I am not opposed to the idea of meeting your life partner online. There are countless examples of people who have managed to find their other half via Internet classifieds. I personally have never looked at the cyberspace as a viable substitute for reality but let's face it: we all live programmed lives where time is an issue. So, why not!
I have a slightly different opinion on the mail-in bride craze which has transformed a few visionaries into prosperous businessmen. I believe that finding your match halfway around the globe by browsing glossy catalogs and reading misleading profiles is only a few steps away from legalized human trafficking. Sure, you could argue that there are notable exceptions where wealthy bachelors have found their wives but as far as I am concerned such "borderless love" is more likely to bring disappointment and pain than happiness and joy.
In Natasha Guruleva's Russian Bride (2007) a lonely Russian girl (Elena Roth) is chosen by a mid-age programmer (Richard Virga) from New York looking to start a family. He exchanges profiles with the girl and flies her over to America for a trial. At first enthusiastic the wannabe housewife quickly grows lonely. After the inevitable realization that love can not be bought she is sent back home.

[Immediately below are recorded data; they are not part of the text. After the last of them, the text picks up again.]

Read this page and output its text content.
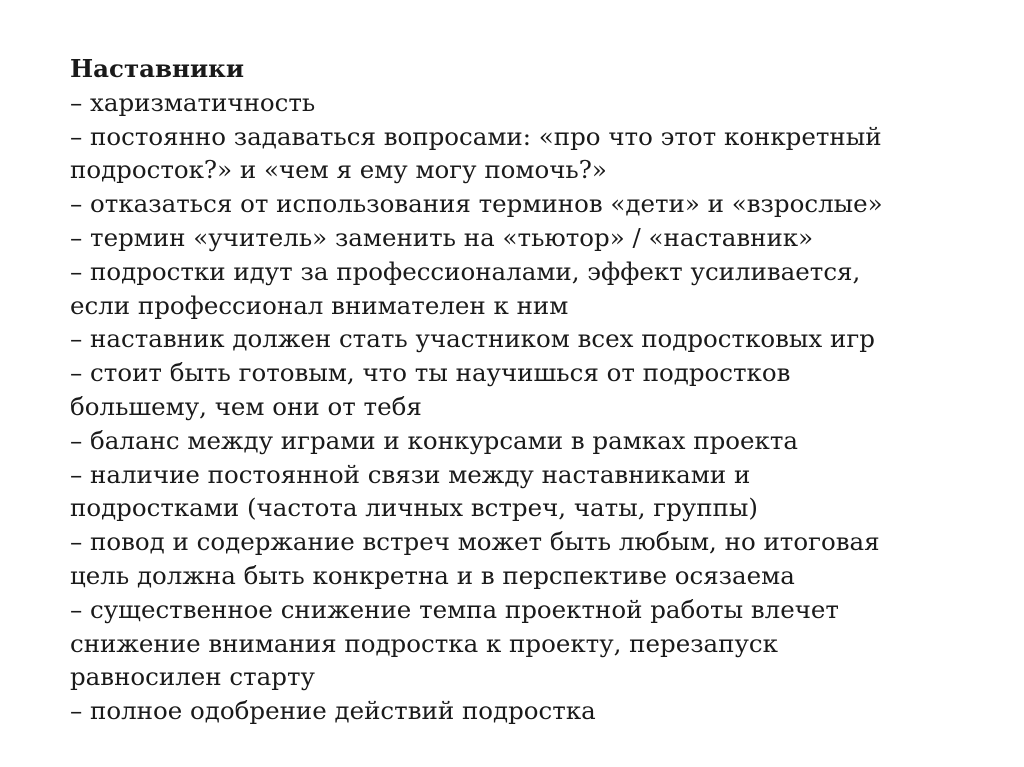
Наставники

– харизматичность

– постоянно задаваться вопросами: «про что этот конкретный

подросток?» и «чем я ему могу помочь?»

– отказаться от использования терминов «дети» и «взрослые»

– термин «учитель» заменить на «тьютор» / «наставник»

– подростки идут за профессионалами, эффект усиливается,

если профессионал внимателен к ним

– наставник должен стать участником всех подростковых игр

– стоит быть готовым, что ты научишься от подростков

большему, чем они от тебя

– баланс между играми и конкурсами в рамках проекта

– наличие постоянной связи между наставниками и

подростками (частота личных встреч, чаты, группы)

– повод и содержание встреч может быть любым, но итоговая

цель должна быть конкретна и в перспективе осязаема

– существенное снижение темпа проектной работы влечет

снижение внимания подростка к проекту, перезапуск

равносилен старту

– полное одобрение действий подростка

Instead of discussing the merits of this film, which by all means gets its message across very effectively, I am going to tell you what bothers me with the marriage-business. This should explain why I believe it is worth sparing ninety minutes of your time to see this film.
First, I find it very strange that there are people who actually hope to find a partner on the other side of the world, assuming of course that this is what they are after, by "importing" a human being the same way they would order an exotic collector's item. It is sad, wrong, and above all very telling about the kind of person you are if a glossy catalog is where you end up looking for a spouse. Perhaps I am old fashioned, not up to speed with what is hip and cool, and with outdated understandings about romance, but in my mind this marriage-business isn't too far off another "business" where you are offered an hourly companionship in exchange for a few hundred dollars.
Second, I struggle to accept the fact that there are so many desperate Russian women who are willing to "start a family" with a man they have never spoken to. Isn't it humiliating to be offered a "trial period"?
I am unsure what technology would bring us next. With much of the dating game now out the window, plenty of online agencies promising us the love we always deserved, and enough poor girls willing to "make it work" I guess we are approaching the Golden Age of Marital Happiness...not!
How Does the DVD Look?
Presented in an aspect ratio of 1.78:1 but not enhanced for widescreen TVs the film looks relatively stable. This is a low-budget independent production which appears to have been shot with a DV camera and obviously the overall quality varies. Contrast is mostly fine as during the daylight scenes the image quality appears sharper and better defined while indoor scenes where natural lighting isn't present offer notable grain. I noticed some digital noise but the overall look of the film is acceptable.
How Does the DVD Sound?
An English DD track is what we have here and once again the low-budget feel is quite noticeable. The dialog is easy to follow and I did not detect any disturbing hissing or audio dropouts. English subtitles are not available.
Aside from a few trailers and a gallery of stills there is a "Making Of" Featurette which offers some insightful comments by the director of the film who is also of Russian origin. The piece addresses some of the misconceptions about Russians, how the project came to be, as well as some technical information.
Russian Bride is a film that must be seen. It is honest, unsweetened, and very telling about a practice I hope has become old-fashioned. I can not recall the last time a film spurred such antagonistic emotions in me.